When proving $\bar x$ and $S^2$ are independent in my noted it says that "functions of independent quantities are independent ". Can someone tell me how functions of independent quantities are independent happen?
Also let $X_1,X_2,X_3,\dots,X_n$ be a random sample.And suppose we want to estimate parameter $\theta$ using $T(x)$ as an estimator.
In this I have a expression as $E\{ [ T(X)-E(T(X))][E(T(x)-\theta)]\}$.
I want to know if I can say that in $[T(X)-E(T(X))]$ since $E(T(X)$ (expected value is a one particular fixed value) and $T(X)$ are independent of one another.
Also the expression $[E(T(x)-\theta)]$ is independent of $X$.
Hence the two expressions $[T(X)-E(T(X))]$ and $[E(T(x)-\theta)]$ are independent of one another. So that I can use if $a,b$ are independent $E(ab)=E(a)E(b)$ form
I'm not sure I understand your questions, but let's see if this can answer part of it.

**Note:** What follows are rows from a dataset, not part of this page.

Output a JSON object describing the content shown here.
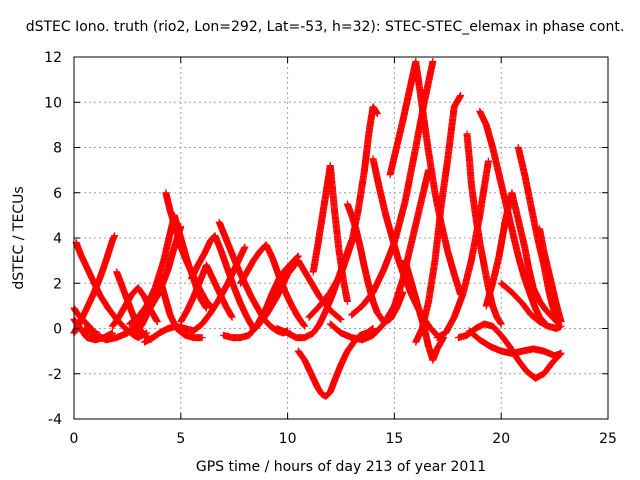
{
  "chart_data": {
    "type": "scatter",
    "title": "dSTEC Iono. truth (rio2, Lon=292, Lat=-53, h=32): STEC-STEC_elemax in phase cont.",
    "xlabel": "GPS time / hours of day 213 of year 2011",
    "ylabel": "dSTEC  / TECUs",
    "xlim": [
      0,
      25
    ],
    "ylim": [
      -4,
      12
    ],
    "xticks": [
      0,
      5,
      10,
      15,
      20,
      25
    ],
    "yticks": [
      -4,
      -2,
      0,
      2,
      4,
      6,
      8,
      10,
      12
    ],
    "grid": true,
    "marker": "plus",
    "color": "#ff0000",
    "tracks": [
      {
        "x": [
          0.0,
          0.2,
          0.5,
          0.8,
          1.0,
          1.2
        ],
        "y": [
          0.9,
          0.6,
          0.3,
          0.0,
          -0.2,
          -0.3
        ]
      },
      {
        "x": [
          0.1,
          0.3,
          0.6,
          0.9,
          1.2,
          1.6,
          2.0,
          2.4,
          2.8,
          3.0,
          3.2,
          3.4
        ],
        "y": [
          3.8,
          3.3,
          2.7,
          2.1,
          1.5,
          0.9,
          0.4,
          0.0,
          -0.3,
          -0.4,
          -0.3,
          -0.2
        ]
      },
      {
        "x": [
          0.0,
          0.3,
          0.6,
          1.0,
          1.4,
          1.8
        ],
        "y": [
          0.4,
          0.0,
          -0.4,
          -0.5,
          -0.4,
          -0.2
        ]
      },
      {
        "x": [
          0.0,
          0.3,
          0.6,
          0.9,
          1.2,
          1.5,
          1.8,
          1.9
        ],
        "y": [
          -0.2,
          0.3,
          0.9,
          1.5,
          2.2,
          3.0,
          3.9,
          4.1
        ]
      },
      {
        "x": [
          0.5,
          1.0,
          1.5,
          2.0,
          2.5,
          3.0,
          3.5,
          4.0,
          4.4,
          4.7,
          5.0
        ],
        "y": [
          0.0,
          -0.3,
          -0.5,
          -0.4,
          -0.2,
          0.2,
          0.8,
          1.6,
          2.6,
          3.6,
          4.5
        ]
      },
      {
        "x": [
          2.0,
          2.2,
          2.4,
          2.6,
          2.8,
          3.0,
          3.2,
          3.4,
          3.6
        ],
        "y": [
          2.5,
          2.0,
          1.5,
          1.0,
          0.5,
          0.1,
          -0.2,
          -0.4,
          -0.5
        ]
      },
      {
        "x": [
          1.8,
          2.1,
          2.4,
          2.7,
          3.0,
          3.3,
          3.6,
          3.9
        ],
        "y": [
          0.1,
          0.5,
          1.0,
          1.5,
          1.8,
          1.4,
          0.8,
          0.3
        ]
      },
      {
        "x": [
          2.6,
          3.0,
          3.4,
          3.8,
          4.2,
          4.5,
          4.7,
          5.0,
          5.3,
          5.6,
          5.8,
          6.0,
          6.2
        ],
        "y": [
          0.2,
          0.5,
          1.0,
          1.8,
          3.0,
          4.2,
          5.0,
          4.0,
          3.0,
          2.2,
          1.6,
          1.2,
          0.9
        ]
      },
      {
        "x": [
          4.3,
          4.5,
          4.8,
          5.0,
          5.3,
          5.6,
          5.9,
          6.2,
          6.5
        ],
        "y": [
          6.0,
          5.2,
          4.3,
          3.6,
          2.9,
          2.3,
          1.7,
          1.2,
          0.9
        ]
      },
      {
        "x": [
          2.9,
          3.2,
          3.5,
          3.8,
          4.0,
          4.2,
          4.5,
          4.8,
          5.2,
          5.6,
          6.0
        ],
        "y": [
          -0.2,
          0.2,
          0.8,
          1.5,
          2.3,
          1.6,
          0.6,
          0.0,
          -0.3,
          -0.4,
          -0.4
        ]
      },
      {
        "x": [
          3.3,
          3.7,
          4.0,
          4.4,
          4.8,
          5.2,
          5.6,
          6.0,
          6.4,
          6.8,
          7.2,
          7.6,
          8.0
        ],
        "y": [
          -0.6,
          -0.4,
          -0.2,
          0.0,
          0.1,
          0.0,
          -0.1,
          0.2,
          0.7,
          1.3,
          2.0,
          2.8,
          3.6
        ]
      },
      {
        "x": [
          5.0,
          5.3,
          5.6,
          5.9,
          6.2,
          6.5,
          6.8,
          7.1,
          7.4
        ],
        "y": [
          0.3,
          0.8,
          1.4,
          2.1,
          2.8,
          2.2,
          1.6,
          1.0,
          0.5
        ]
      },
      {
        "x": [
          5.5,
          5.8,
          6.1,
          6.4,
          6.6,
          6.9,
          7.2,
          7.5,
          7.8,
          8.1,
          8.4
        ],
        "y": [
          2.2,
          2.8,
          3.3,
          3.9,
          4.1,
          3.4,
          2.6,
          1.8,
          1.1,
          0.5,
          0.0
        ]
      },
      {
        "x": [
          6.8,
          7.1,
          7.4,
          7.7,
          8.0,
          8.3,
          8.6,
          8.9,
          9.2,
          9.5,
          9.8,
          10.0
        ],
        "y": [
          4.7,
          4.0,
          3.3,
          2.6,
          2.0,
          1.4,
          0.9,
          0.4,
          0.1,
          -0.1,
          -0.2,
          -0.1
        ]
      },
      {
        "x": [
          7.0,
          7.4,
          7.8,
          8.2,
          8.6,
          9.0,
          9.3,
          9.6,
          9.9,
          10.2,
          10.5
        ],
        "y": [
          -0.3,
          -0.4,
          -0.4,
          -0.3,
          0.2,
          0.9,
          1.6,
          2.2,
          2.6,
          2.9,
          3.2
        ]
      },
      {
        "x": [
          7.8,
          8.1,
          8.4,
          8.7,
          9.0,
          9.3,
          9.6,
          9.9,
          10.2,
          10.5,
          10.8
        ],
        "y": [
          2.0,
          2.5,
          3.0,
          3.4,
          3.7,
          3.1,
          2.3,
          1.6,
          1.0,
          0.5,
          0.1
        ]
      },
      {
        "x": [
          8.5,
          9.0,
          9.5,
          10.0,
          10.5,
          11.0,
          11.5,
          12.0,
          12.5
        ],
        "y": [
          0.0,
          0.6,
          1.4,
          2.4,
          3.0,
          2.2,
          1.4,
          0.8,
          0.4
        ]
      },
      {
        "x": [
          9.5,
          10.0,
          10.4,
          10.8,
          11.2,
          11.5,
          11.8,
          12.1,
          12.4,
          12.7,
          13.0
        ],
        "y": [
          0.0,
          -0.2,
          -0.4,
          -0.4,
          -0.2,
          0.2,
          0.8,
          1.5,
          2.3,
          3.1,
          3.9
        ]
      },
      {
        "x": [
          10.5,
          10.8,
          11.1,
          11.4,
          11.6,
          11.8,
          12.0,
          12.2,
          12.5,
          12.8,
          13.1,
          13.4,
          13.7,
          14.0
        ],
        "y": [
          -1.0,
          -1.4,
          -2.0,
          -2.6,
          -2.9,
          -3.0,
          -2.8,
          -2.3,
          -1.6,
          -1.0,
          -0.6,
          -0.3,
          -0.2,
          0.0
        ]
      },
      {
        "x": [
          11.2,
          11.4,
          11.6,
          11.8,
          12.0,
          12.2,
          12.4,
          12.6,
          12.8
        ],
        "y": [
          2.5,
          3.6,
          4.8,
          6.0,
          7.2,
          5.2,
          3.5,
          2.2,
          1.2
        ]
      },
      {
        "x": [
          11.0,
          11.5,
          12.0,
          12.5,
          13.0,
          13.3,
          13.6,
          13.8,
          14.0,
          14.2
        ],
        "y": [
          0.5,
          1.0,
          1.6,
          2.4,
          3.8,
          5.2,
          7.0,
          8.6,
          9.8,
          9.5
        ]
      },
      {
        "x": [
          12.8,
          13.0,
          13.2,
          13.4,
          13.6,
          13.8,
          14.0,
          14.2,
          14.5,
          14.8,
          15.1,
          15.4
        ],
        "y": [
          5.5,
          5.0,
          4.4,
          3.6,
          2.7,
          1.9,
          1.2,
          0.7,
          0.3,
          0.4,
          0.9,
          1.6
        ]
      },
      {
        "x": [
          12.0,
          12.5,
          13.0,
          13.5,
          14.0,
          14.5,
          15.0,
          15.4,
          15.8,
          16.2,
          16.6
        ],
        "y": [
          0.2,
          -0.2,
          -0.4,
          -0.5,
          -0.3,
          0.2,
          1.0,
          2.2,
          3.8,
          5.4,
          7.0
        ]
      },
      {
        "x": [
          13.0,
          13.5,
          14.0,
          14.5,
          15.0,
          15.5,
          16.0,
          16.4,
          16.8
        ],
        "y": [
          0.6,
          1.0,
          1.6,
          2.6,
          3.8,
          5.6,
          8.0,
          10.0,
          11.8
        ]
      },
      {
        "x": [
          14.0,
          14.3,
          14.6,
          14.9,
          15.2,
          15.5,
          15.8,
          16.1,
          16.4,
          16.7,
          17.0
        ],
        "y": [
          7.5,
          6.2,
          5.0,
          4.0,
          3.0,
          2.2,
          1.5,
          0.9,
          0.4,
          0.0,
          -0.3
        ]
      },
      {
        "x": [
          14.8,
          15.1,
          15.4,
          15.7,
          16.0,
          16.3,
          16.6,
          16.9,
          17.2,
          17.5,
          17.8,
          18.0,
          18.1
        ],
        "y": [
          6.8,
          8.0,
          9.2,
          10.5,
          11.8,
          9.8,
          7.8,
          6.0,
          4.6,
          3.4,
          2.4,
          1.8,
          1.5
        ]
      },
      {
        "x": [
          16.0,
          16.3,
          16.6,
          16.9,
          17.2,
          17.5,
          17.8,
          18.1
        ],
        "y": [
          -0.6,
          0.0,
          1.2,
          3.0,
          5.5,
          7.5,
          9.8,
          10.3
        ]
      },
      {
        "x": [
          15.5,
          15.8,
          16.1,
          16.4,
          16.6,
          16.8,
          17.0,
          17.3
        ],
        "y": [
          3.0,
          2.0,
          1.0,
          0.0,
          -0.8,
          -1.4,
          -0.9,
          -0.4
        ]
      },
      {
        "x": [
          17.0,
          17.4,
          17.8,
          18.2,
          18.6,
          19.0,
          19.4
        ],
        "y": [
          -0.4,
          -0.2,
          0.5,
          1.5,
          3.0,
          5.0,
          7.4
        ]
      },
      {
        "x": [
          18.4,
          18.5,
          18.6,
          18.8,
          19.0,
          19.2,
          19.4,
          19.6,
          19.8,
          20.0
        ],
        "y": [
          8.6,
          7.6,
          6.4,
          5.0,
          3.8,
          2.8,
          1.8,
          1.0,
          0.5,
          0.2
        ]
      },
      {
        "x": [
          19.0,
          19.3,
          19.6,
          19.9,
          20.2,
          20.5,
          20.8,
          21.1,
          21.4,
          21.6,
          21.8,
          22.0
        ],
        "y": [
          9.6,
          9.0,
          8.0,
          6.8,
          5.6,
          4.4,
          3.2,
          2.2,
          1.4,
          0.9,
          0.5,
          0.3
        ]
      },
      {
        "x": [
          19.3,
          19.6,
          19.9,
          20.2,
          20.5,
          20.8,
          21.1,
          21.3,
          21.5,
          21.8,
          22.1,
          22.4,
          22.7
        ],
        "y": [
          1.0,
          2.0,
          3.2,
          4.8,
          6.0,
          4.8,
          3.6,
          2.6,
          1.8,
          1.2,
          0.8,
          0.5,
          0.2
        ]
      },
      {
        "x": [
          20.8,
          21.1,
          21.4,
          21.7,
          22.0,
          22.2,
          22.4,
          22.6
        ],
        "y": [
          8.0,
          6.8,
          5.4,
          4.0,
          2.8,
          1.8,
          1.0,
          0.4
        ]
      },
      {
        "x": [
          21.8,
          22.0,
          22.2,
          22.4,
          22.6,
          22.8
        ],
        "y": [
          4.4,
          3.4,
          2.6,
          1.8,
          1.0,
          0.3
        ]
      },
      {
        "x": [
          18.0,
          18.4,
          18.8,
          19.2,
          19.6,
          20.0,
          20.4,
          20.8,
          21.2,
          21.6,
          22.0,
          22.4,
          22.8
        ],
        "y": [
          -0.4,
          -0.3,
          0.0,
          0.2,
          0.1,
          -0.3,
          -0.8,
          -1.4,
          -1.9,
          -2.2,
          -2.0,
          -1.5,
          -1.1
        ]
      },
      {
        "x": [
          18.5,
          19.0,
          19.5,
          20.0,
          20.5,
          21.0,
          21.5,
          22.0,
          22.5,
          22.8
        ],
        "y": [
          -0.1,
          -0.5,
          -0.8,
          -1.0,
          -1.1,
          -1.0,
          -0.9,
          -1.0,
          -1.2,
          -1.1
        ]
      },
      {
        "x": [
          20.0,
          20.5,
          21.0,
          21.4,
          21.8,
          22.2,
          22.6,
          22.8
        ],
        "y": [
          2.0,
          1.6,
          1.1,
          0.6,
          0.3,
          0.1,
          0.0,
          0.1
        ]
      }
    ]
  }
}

$$ \begin{bmatrix} X_1 \\ \vdots \\ X_n \end{bmatrix} = \begin{bmatrix} \bar X \\ \vdots \\ \bar X \end{bmatrix} + \begin{bmatrix} X_1-\bar X \\ \vdots \\ X_n-\bar X \end{bmatrix} $$
Suppose $X_1,\ldots,X_n \sim \mathrm{i.i.d.}\ N(\mu,\sigma^2)$, Then $\bar X$ is uncorrelated with $X_i-\bar X$:
$$ \operatorname{cov}(\bar X, X_i-\bar X) = \operatorname{cov}(\bar X, X_i) - \operatorname{var}(\bar X) = \frac{\sigma^2}{n} - \frac{\sigma^2}{n} = 0. $$
If two random vectors are jointly normal and uncorrelated, then they are independent. Thus $\bar X$ and the last vector on the right side of the equality above are independent. And $S^2$ is a function of that vector, so $\bar X$ and $S^2$ are independent.
Without the assumption that $X_1,\ldots,X_n \sim \mathrm{i.i.d.}\ N(\mu,\sigma^2)$, you won't get all of this.